Anticancer effects of a specific mixture of nutrients in the multidrug-resistant human uterine sarcoma MES-SA/Dx5 and the drug-sensitive MES-SA cell lines.

A specific nutrient mixture (NM) containing lysine, proline, ascorbic acid and green tea extract has demonstrated a broad spectrum of antitumor activity against a number of cancer cell lines. In this study, our main objective was to investigate the comparative effects of NM on anticancer parameters, such as cytotoxicity, matrix metalloproteinase (MMP) secretion and Matrigel invasion in the human uterine sarcoma drug-resistant MES-SA/Dx5 and the drug-sensitive MES-SA cell lines. In addition we studied the effects of NM on P-glycoprotein (Pgp) on these cell lines. Cell proliferation was evaluated by MTT assay, MMPs by gelatinase zymography, invasion through Matrigel, morphology by H&E and Pgp expression by Western blot analysis and immunodetection using FITC-conjugated antibody and rhodamine 123 (Rh123) accumulation and efflux assays. NM exhibited antiproliferative effects on MES-SA/Dx5, by 20% at 50 and 100 µg/ml and by 36, 40 and 48% at 250, 500 and 1,000 µg/ml, respectively. By contrast, NM treatment of MES-SA cells resulted in significantly increased cytotoxicity: 40, 46, 65 and 72% at 50, 100, 500 and 1,000 µg/ml, respectively. In both cell lines, zymography demonstrated a band corresponding to MMP-2 in normal cells and MMP-9 with phorbol 12-myristate 13-acetate treatment. The two MMPs showed dose-response inhibition by NM. As shown by Western blot analysis and immunodetection, NM treatment resulted in a dose-dependent decrease in Pgp expression in the MES-SA/Dx5 cell line. The MES-SA cell line does not exhibit Pgp.
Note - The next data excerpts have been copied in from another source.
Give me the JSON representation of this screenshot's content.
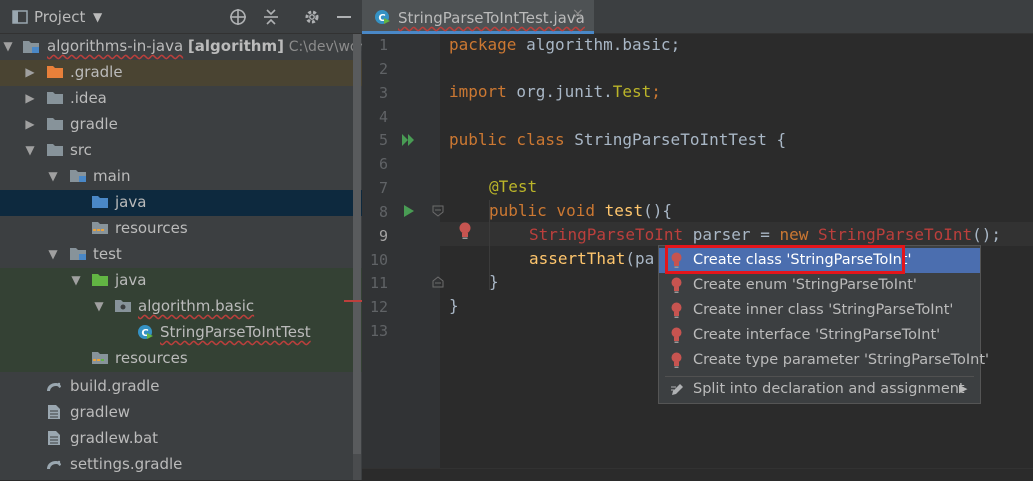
{
  "project_panel": {
    "title": "Project",
    "tree": [
      {
        "label": "algorithms-in-java",
        "module": "[algorithm]",
        "path": "C:\\dev\\works"
      },
      {
        "label": ".gradle"
      },
      {
        "label": ".idea"
      },
      {
        "label": "gradle"
      },
      {
        "label": "src"
      },
      {
        "label": "main"
      },
      {
        "label": "java"
      },
      {
        "label": "resources"
      },
      {
        "label": "test"
      },
      {
        "label": "java"
      },
      {
        "label": "algorithm.basic"
      },
      {
        "label": "StringParseToIntTest"
      },
      {
        "label": "resources"
      },
      {
        "label": "build.gradle"
      },
      {
        "label": "gradlew"
      },
      {
        "label": "gradlew.bat"
      },
      {
        "label": "settings.gradle"
      }
    ]
  },
  "editor": {
    "tab_label": "StringParseToIntTest.java",
    "line_numbers": [
      "1",
      "2",
      "3",
      "4",
      "5",
      "6",
      "7",
      "8",
      "9",
      "10",
      "11",
      "12",
      "13"
    ],
    "code": {
      "l1_kw": "package",
      "l1_rest": " algorithm.basic;",
      "l3_kw": "import",
      "l3_pkg": " org.junit.",
      "l3_cls": "Test",
      "l3_end": ";",
      "l5_kw": "public class",
      "l5_rest": " StringParseToIntTest {",
      "l7_ann": "@Test",
      "l8_kw": "public void",
      "l8_fn": " test",
      "l8_rest": "(){",
      "l9_type": "StringParseToInt",
      "l9_mid": " parser = ",
      "l9_new": "new",
      "l9_ctor": " StringParseToInt",
      "l9_end": "();",
      "l10_fn": "assertThat",
      "l10_rest": "(pa",
      "l11": "}",
      "l12": "}"
    }
  },
  "popup": {
    "items": [
      "Create class 'StringParseToInt'",
      "Create enum 'StringParseToInt'",
      "Create inner class 'StringParseToInt'",
      "Create interface 'StringParseToInt'",
      "Create type parameter 'StringParseToInt'"
    ],
    "split_item": "Split into declaration and assignment"
  },
  "colors": {
    "selection": "#4b6eaf",
    "highlight_box": "#e4151b",
    "error": "#bc3f3c",
    "keyword": "#cc7832"
  }
}
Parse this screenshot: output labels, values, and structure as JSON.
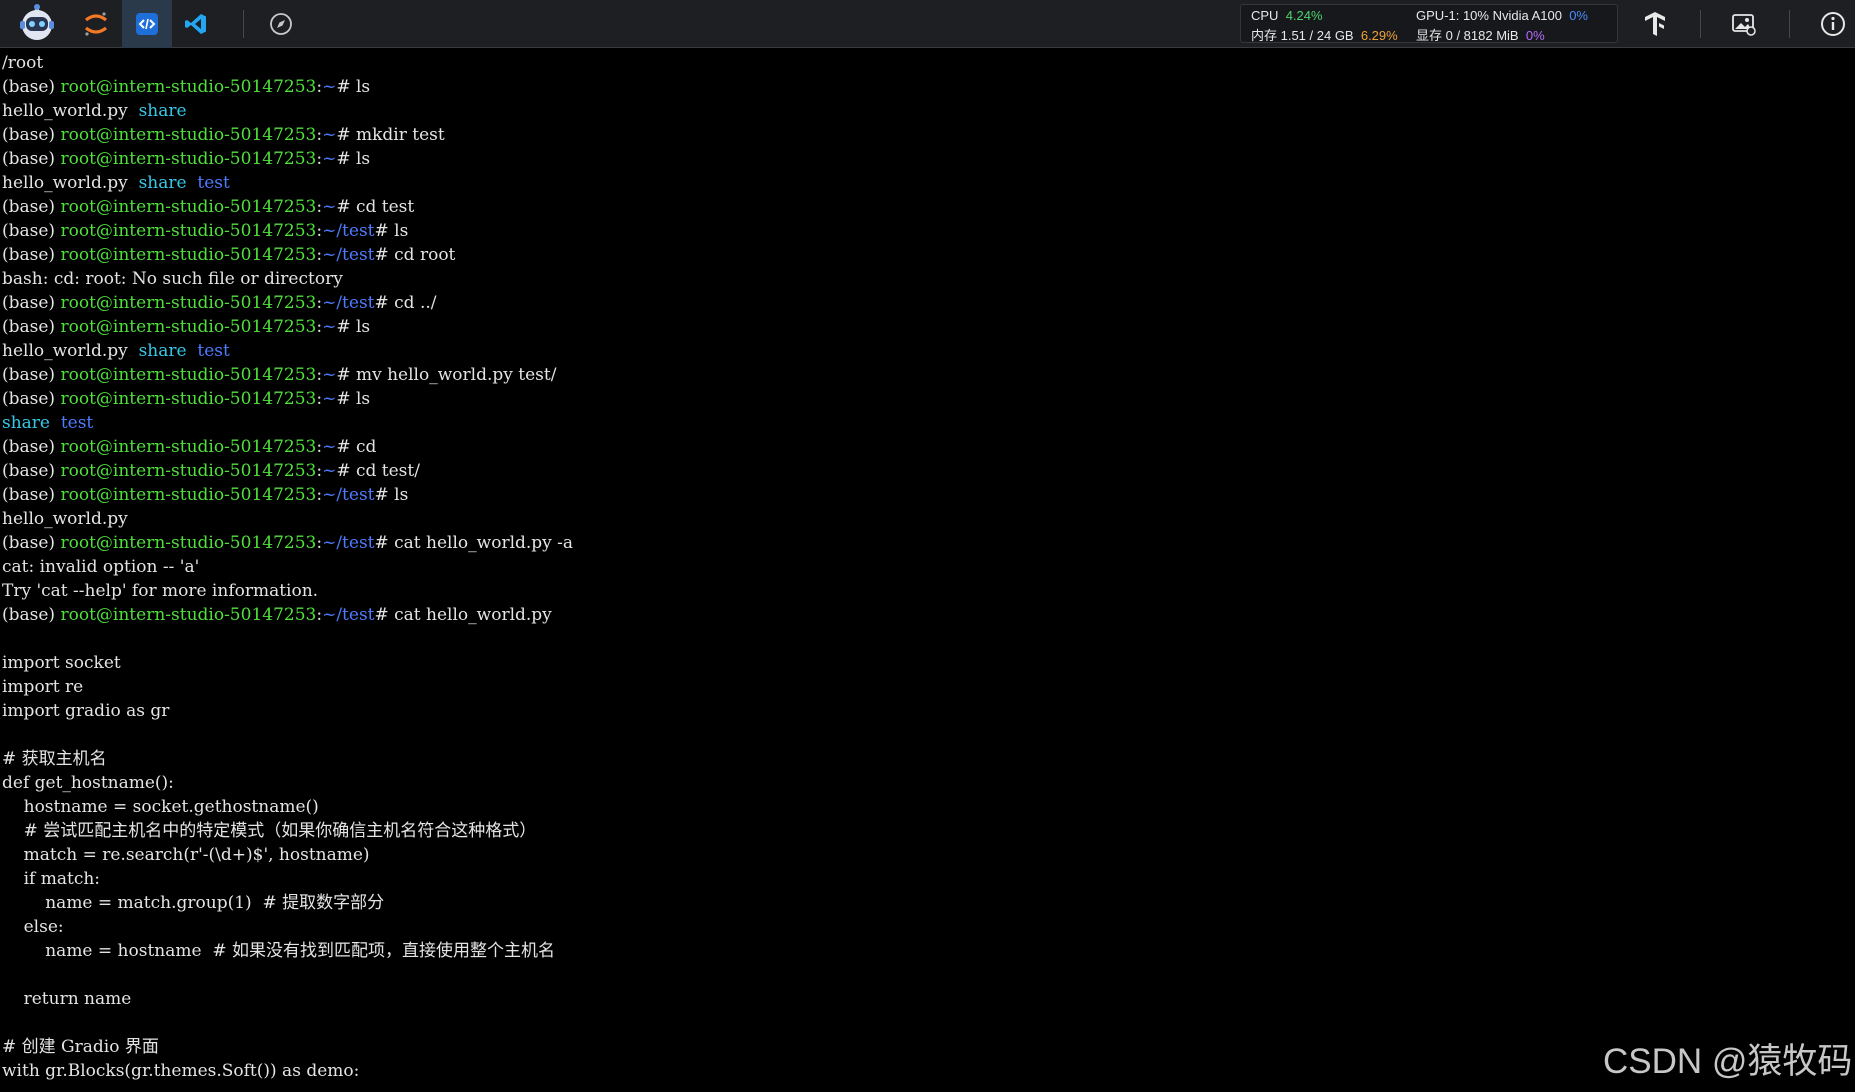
{
  "toolbar": {
    "icons": [
      "robot-logo-icon",
      "jupyter-icon",
      "code-server-icon",
      "vscode-icon",
      "compass-icon"
    ],
    "right_icons": [
      "tensorboard-icon",
      "image-gallery-icon",
      "info-icon"
    ],
    "accent": "#1e6fd9"
  },
  "monitor": {
    "cpu_label": "CPU",
    "cpu_pct": "4.24%",
    "gpu_label": "GPU-1: 10% Nvidia A100",
    "gpu_pct": "0%",
    "mem_label": "内存 1.51 / 24 GB",
    "mem_pct": "6.29%",
    "vram_label": "显存 0 / 8182 MiB",
    "vram_pct": "0%"
  },
  "terminal": {
    "colors": {
      "prompt_user": "#4fe03a",
      "prompt_path": "#4e7cff",
      "dir": "#35c9e8",
      "text": "#e4e4e4"
    },
    "lines": [
      [
        {
          "t": "/root",
          "c": "w"
        }
      ],
      [
        {
          "t": "(base) ",
          "c": "w"
        },
        {
          "t": "root@intern-studio-50147253",
          "c": "g"
        },
        {
          "t": ":",
          "c": "w"
        },
        {
          "t": "~",
          "c": "b"
        },
        {
          "t": "# ls",
          "c": "w"
        }
      ],
      [
        {
          "t": "hello_world.py  ",
          "c": "w"
        },
        {
          "t": "share",
          "c": "c"
        }
      ],
      [
        {
          "t": "(base) ",
          "c": "w"
        },
        {
          "t": "root@intern-studio-50147253",
          "c": "g"
        },
        {
          "t": ":",
          "c": "w"
        },
        {
          "t": "~",
          "c": "b"
        },
        {
          "t": "# mkdir test",
          "c": "w"
        }
      ],
      [
        {
          "t": "(base) ",
          "c": "w"
        },
        {
          "t": "root@intern-studio-50147253",
          "c": "g"
        },
        {
          "t": ":",
          "c": "w"
        },
        {
          "t": "~",
          "c": "b"
        },
        {
          "t": "# ls",
          "c": "w"
        }
      ],
      [
        {
          "t": "hello_world.py  ",
          "c": "w"
        },
        {
          "t": "share",
          "c": "c"
        },
        {
          "t": "  ",
          "c": "w"
        },
        {
          "t": "test",
          "c": "b"
        }
      ],
      [
        {
          "t": "(base) ",
          "c": "w"
        },
        {
          "t": "root@intern-studio-50147253",
          "c": "g"
        },
        {
          "t": ":",
          "c": "w"
        },
        {
          "t": "~",
          "c": "b"
        },
        {
          "t": "# cd test",
          "c": "w"
        }
      ],
      [
        {
          "t": "(base) ",
          "c": "w"
        },
        {
          "t": "root@intern-studio-50147253",
          "c": "g"
        },
        {
          "t": ":",
          "c": "w"
        },
        {
          "t": "~/test",
          "c": "b"
        },
        {
          "t": "# ls",
          "c": "w"
        }
      ],
      [
        {
          "t": "(base) ",
          "c": "w"
        },
        {
          "t": "root@intern-studio-50147253",
          "c": "g"
        },
        {
          "t": ":",
          "c": "w"
        },
        {
          "t": "~/test",
          "c": "b"
        },
        {
          "t": "# cd root",
          "c": "w"
        }
      ],
      [
        {
          "t": "bash: cd: root: No such file or directory",
          "c": "w"
        }
      ],
      [
        {
          "t": "(base) ",
          "c": "w"
        },
        {
          "t": "root@intern-studio-50147253",
          "c": "g"
        },
        {
          "t": ":",
          "c": "w"
        },
        {
          "t": "~/test",
          "c": "b"
        },
        {
          "t": "# cd ../",
          "c": "w"
        }
      ],
      [
        {
          "t": "(base) ",
          "c": "w"
        },
        {
          "t": "root@intern-studio-50147253",
          "c": "g"
        },
        {
          "t": ":",
          "c": "w"
        },
        {
          "t": "~",
          "c": "b"
        },
        {
          "t": "# ls",
          "c": "w"
        }
      ],
      [
        {
          "t": "hello_world.py  ",
          "c": "w"
        },
        {
          "t": "share",
          "c": "c"
        },
        {
          "t": "  ",
          "c": "w"
        },
        {
          "t": "test",
          "c": "b"
        }
      ],
      [
        {
          "t": "(base) ",
          "c": "w"
        },
        {
          "t": "root@intern-studio-50147253",
          "c": "g"
        },
        {
          "t": ":",
          "c": "w"
        },
        {
          "t": "~",
          "c": "b"
        },
        {
          "t": "# mv hello_world.py test/",
          "c": "w"
        }
      ],
      [
        {
          "t": "(base) ",
          "c": "w"
        },
        {
          "t": "root@intern-studio-50147253",
          "c": "g"
        },
        {
          "t": ":",
          "c": "w"
        },
        {
          "t": "~",
          "c": "b"
        },
        {
          "t": "# ls",
          "c": "w"
        }
      ],
      [
        {
          "t": "share",
          "c": "c"
        },
        {
          "t": "  ",
          "c": "w"
        },
        {
          "t": "test",
          "c": "b"
        }
      ],
      [
        {
          "t": "(base) ",
          "c": "w"
        },
        {
          "t": "root@intern-studio-50147253",
          "c": "g"
        },
        {
          "t": ":",
          "c": "w"
        },
        {
          "t": "~",
          "c": "b"
        },
        {
          "t": "# cd",
          "c": "w"
        }
      ],
      [
        {
          "t": "(base) ",
          "c": "w"
        },
        {
          "t": "root@intern-studio-50147253",
          "c": "g"
        },
        {
          "t": ":",
          "c": "w"
        },
        {
          "t": "~",
          "c": "b"
        },
        {
          "t": "# cd test/",
          "c": "w"
        }
      ],
      [
        {
          "t": "(base) ",
          "c": "w"
        },
        {
          "t": "root@intern-studio-50147253",
          "c": "g"
        },
        {
          "t": ":",
          "c": "w"
        },
        {
          "t": "~/test",
          "c": "b"
        },
        {
          "t": "# ls",
          "c": "w"
        }
      ],
      [
        {
          "t": "hello_world.py",
          "c": "w"
        }
      ],
      [
        {
          "t": "(base) ",
          "c": "w"
        },
        {
          "t": "root@intern-studio-50147253",
          "c": "g"
        },
        {
          "t": ":",
          "c": "w"
        },
        {
          "t": "~/test",
          "c": "b"
        },
        {
          "t": "# cat hello_world.py -a",
          "c": "w"
        }
      ],
      [
        {
          "t": "cat: invalid option -- 'a'",
          "c": "w"
        }
      ],
      [
        {
          "t": "Try 'cat --help' for more information.",
          "c": "w"
        }
      ],
      [
        {
          "t": "(base) ",
          "c": "w"
        },
        {
          "t": "root@intern-studio-50147253",
          "c": "g"
        },
        {
          "t": ":",
          "c": "w"
        },
        {
          "t": "~/test",
          "c": "b"
        },
        {
          "t": "# cat hello_world.py",
          "c": "w"
        }
      ],
      [
        {
          "t": "",
          "c": "w"
        }
      ],
      [
        {
          "t": "import socket",
          "c": "w"
        }
      ],
      [
        {
          "t": "import re",
          "c": "w"
        }
      ],
      [
        {
          "t": "import gradio as gr",
          "c": "w"
        }
      ],
      [
        {
          "t": "",
          "c": "w"
        }
      ],
      [
        {
          "t": "# 获取主机名",
          "c": "w"
        }
      ],
      [
        {
          "t": "def get_hostname():",
          "c": "w"
        }
      ],
      [
        {
          "t": "    hostname = socket.gethostname()",
          "c": "w"
        }
      ],
      [
        {
          "t": "    # 尝试匹配主机名中的特定模式（如果你确信主机名符合这种格式）",
          "c": "w"
        }
      ],
      [
        {
          "t": "    match = re.search(r'-(\\d+)$', hostname)",
          "c": "w"
        }
      ],
      [
        {
          "t": "    if match:",
          "c": "w"
        }
      ],
      [
        {
          "t": "        name = match.group(1)  # 提取数字部分",
          "c": "w"
        }
      ],
      [
        {
          "t": "    else:",
          "c": "w"
        }
      ],
      [
        {
          "t": "        name = hostname  # 如果没有找到匹配项，直接使用整个主机名",
          "c": "w"
        }
      ],
      [
        {
          "t": "",
          "c": "w"
        }
      ],
      [
        {
          "t": "    return name",
          "c": "w"
        }
      ],
      [
        {
          "t": "",
          "c": "w"
        }
      ],
      [
        {
          "t": "# 创建 Gradio 界面",
          "c": "w"
        }
      ],
      [
        {
          "t": "with gr.Blocks(gr.themes.Soft()) as demo:",
          "c": "w"
        }
      ]
    ]
  },
  "watermark": "CSDN @猿牧码"
}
NM enhanced the accumulation and efflux of the Pgp substrate, Rh123, in the MES-SA/Dx5 uterine sarcoma cell line but not in the drug-sensitive cell line, MES-SA. Therefore, it can be concluded that NM demonstrates potent anticancer effects in both the drug-resistant and sensitive cell lines and modulates Pgp, suggesting its potential therapeutic effects in drug-resistant as well as sensitive cancers.